NSF Stories

Climate-driven disease devastates seagrass health

Researchers find more seagrass wasting disease outbreaks

In an oceanic omen for climate change's intensifying effects, new research shows that seagrass suffers from a lesion-filled wasting disease through large swaths of intertidal meadows in the Pacific Northwest. The grasses' once vibrant root systems are deteriorating.

The research was published in the journal Frontiers in Marine Science.

"Not only are we seeing more seagrass wasting disease outbreaks, we're seeing a severe impact in the vital nutrient stores of these plants in the roots -- so they become compromised late in the growing season, setting them up for a harder winter," said co-lead author Olivia Graham at Cornell University.

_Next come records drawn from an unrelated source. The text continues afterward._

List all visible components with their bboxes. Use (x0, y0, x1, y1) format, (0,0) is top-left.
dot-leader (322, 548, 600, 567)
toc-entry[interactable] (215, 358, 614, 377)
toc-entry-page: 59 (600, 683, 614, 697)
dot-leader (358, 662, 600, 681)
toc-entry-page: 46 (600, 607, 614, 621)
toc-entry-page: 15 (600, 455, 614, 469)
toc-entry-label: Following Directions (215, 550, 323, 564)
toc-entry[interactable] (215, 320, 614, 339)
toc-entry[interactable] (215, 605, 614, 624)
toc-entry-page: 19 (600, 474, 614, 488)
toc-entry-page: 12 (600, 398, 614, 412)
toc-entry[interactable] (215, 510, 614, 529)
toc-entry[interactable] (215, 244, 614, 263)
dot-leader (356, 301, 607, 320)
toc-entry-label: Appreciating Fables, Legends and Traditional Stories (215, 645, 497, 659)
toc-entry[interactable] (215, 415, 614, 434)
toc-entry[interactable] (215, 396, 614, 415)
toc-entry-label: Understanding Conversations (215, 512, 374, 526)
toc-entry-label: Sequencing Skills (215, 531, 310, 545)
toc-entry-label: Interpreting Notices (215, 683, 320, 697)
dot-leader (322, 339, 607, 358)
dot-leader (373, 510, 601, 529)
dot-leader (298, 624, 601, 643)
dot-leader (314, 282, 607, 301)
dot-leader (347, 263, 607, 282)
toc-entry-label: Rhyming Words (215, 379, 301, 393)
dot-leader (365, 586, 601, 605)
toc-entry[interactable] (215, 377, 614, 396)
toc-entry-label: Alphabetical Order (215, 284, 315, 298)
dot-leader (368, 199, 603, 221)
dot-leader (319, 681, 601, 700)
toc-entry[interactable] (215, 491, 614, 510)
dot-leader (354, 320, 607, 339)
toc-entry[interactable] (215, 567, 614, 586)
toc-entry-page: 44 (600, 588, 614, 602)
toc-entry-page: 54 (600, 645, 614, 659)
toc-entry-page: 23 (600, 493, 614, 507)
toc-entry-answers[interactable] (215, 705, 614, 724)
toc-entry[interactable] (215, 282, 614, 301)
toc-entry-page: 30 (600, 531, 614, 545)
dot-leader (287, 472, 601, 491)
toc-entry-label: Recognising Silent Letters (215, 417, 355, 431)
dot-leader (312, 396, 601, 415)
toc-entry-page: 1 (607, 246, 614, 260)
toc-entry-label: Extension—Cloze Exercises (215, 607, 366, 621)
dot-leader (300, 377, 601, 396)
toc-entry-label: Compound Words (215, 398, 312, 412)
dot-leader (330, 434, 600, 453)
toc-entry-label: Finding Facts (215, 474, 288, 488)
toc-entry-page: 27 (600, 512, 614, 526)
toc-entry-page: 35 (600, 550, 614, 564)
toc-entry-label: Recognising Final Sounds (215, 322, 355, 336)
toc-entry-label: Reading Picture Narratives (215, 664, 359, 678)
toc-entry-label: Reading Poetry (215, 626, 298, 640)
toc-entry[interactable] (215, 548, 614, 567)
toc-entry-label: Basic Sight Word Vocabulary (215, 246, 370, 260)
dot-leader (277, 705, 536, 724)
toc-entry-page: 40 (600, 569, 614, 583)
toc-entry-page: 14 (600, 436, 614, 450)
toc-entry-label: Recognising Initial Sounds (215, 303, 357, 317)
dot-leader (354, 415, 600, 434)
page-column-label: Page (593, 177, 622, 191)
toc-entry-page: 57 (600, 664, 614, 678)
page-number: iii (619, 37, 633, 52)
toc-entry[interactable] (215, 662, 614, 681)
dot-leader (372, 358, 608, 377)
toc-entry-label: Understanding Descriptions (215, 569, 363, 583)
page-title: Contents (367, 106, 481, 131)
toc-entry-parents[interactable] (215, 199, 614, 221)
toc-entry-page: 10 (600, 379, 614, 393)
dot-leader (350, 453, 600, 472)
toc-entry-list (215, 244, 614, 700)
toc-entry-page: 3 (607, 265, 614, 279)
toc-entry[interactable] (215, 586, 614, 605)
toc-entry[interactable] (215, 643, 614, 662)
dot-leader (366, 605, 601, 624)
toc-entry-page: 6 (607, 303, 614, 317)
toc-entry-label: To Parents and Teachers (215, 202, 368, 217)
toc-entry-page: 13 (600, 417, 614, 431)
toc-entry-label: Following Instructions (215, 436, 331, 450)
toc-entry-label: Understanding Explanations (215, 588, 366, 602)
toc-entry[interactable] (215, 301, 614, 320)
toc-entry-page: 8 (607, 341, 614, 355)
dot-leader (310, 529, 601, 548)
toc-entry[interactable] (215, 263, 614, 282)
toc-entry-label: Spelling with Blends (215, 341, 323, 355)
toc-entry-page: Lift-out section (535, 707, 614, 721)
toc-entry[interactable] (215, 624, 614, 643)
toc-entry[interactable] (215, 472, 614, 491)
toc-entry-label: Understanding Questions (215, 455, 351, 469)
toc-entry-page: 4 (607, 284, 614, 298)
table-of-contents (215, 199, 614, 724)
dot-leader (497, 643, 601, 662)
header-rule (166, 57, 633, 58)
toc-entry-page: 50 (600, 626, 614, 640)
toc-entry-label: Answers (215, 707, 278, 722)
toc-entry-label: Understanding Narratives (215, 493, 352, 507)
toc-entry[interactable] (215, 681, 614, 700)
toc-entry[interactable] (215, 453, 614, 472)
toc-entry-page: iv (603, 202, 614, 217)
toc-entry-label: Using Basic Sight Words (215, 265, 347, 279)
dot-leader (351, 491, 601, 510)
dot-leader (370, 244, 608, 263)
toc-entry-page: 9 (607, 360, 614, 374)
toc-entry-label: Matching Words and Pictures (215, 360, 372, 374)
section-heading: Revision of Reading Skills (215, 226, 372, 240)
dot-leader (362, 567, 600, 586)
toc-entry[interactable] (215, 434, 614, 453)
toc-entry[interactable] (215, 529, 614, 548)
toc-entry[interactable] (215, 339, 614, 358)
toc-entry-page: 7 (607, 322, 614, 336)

Eelgrass normally thrives in the San Juan Islands, Washington, on the Salish Sea along the Canadian border. Graham describes the seagrass meadow environment as bountiful underwater rainforests, which clean the waters and support herring, salmon, perch, clams, mussels and oysters. Nearby, orca whales feast on Chinook salmon -- the largest of the Pacific salmon -- which live in these tidal grasslands.

Seagrass wasting disease has been present for years, thanks to the warming waters of climate change. The paper confirms that below the muddy beds, the plant's roots are compromised.

The U.S. National Science Foundation-funded researchers marked hundreds of plants at low tide and followed the meadows’ fate over several weeks. This "mark and recapture" method showed that seagrass with disease lesions grew more slowly and produced less storage sugars than their healthy counterparts.

"This answers a long-standing question about whether this disease does actual damage," said senior author Drew Harvell at Cornell. "Unfortunately, it is a resounding 'yes.'"

Eelgrass plants spread vegetatively, Harvell said, noting that seagrass roots have huge systems where carbohydrates and sugars get manufactured and stored to expand their own lush networks.

"We learned that the lesioned plants had reduced starch reserves and grow more slowly, so now we can say that the wasting disease is even bigger than most thought -- and the harm goes well beyond the lesions," Harvell said.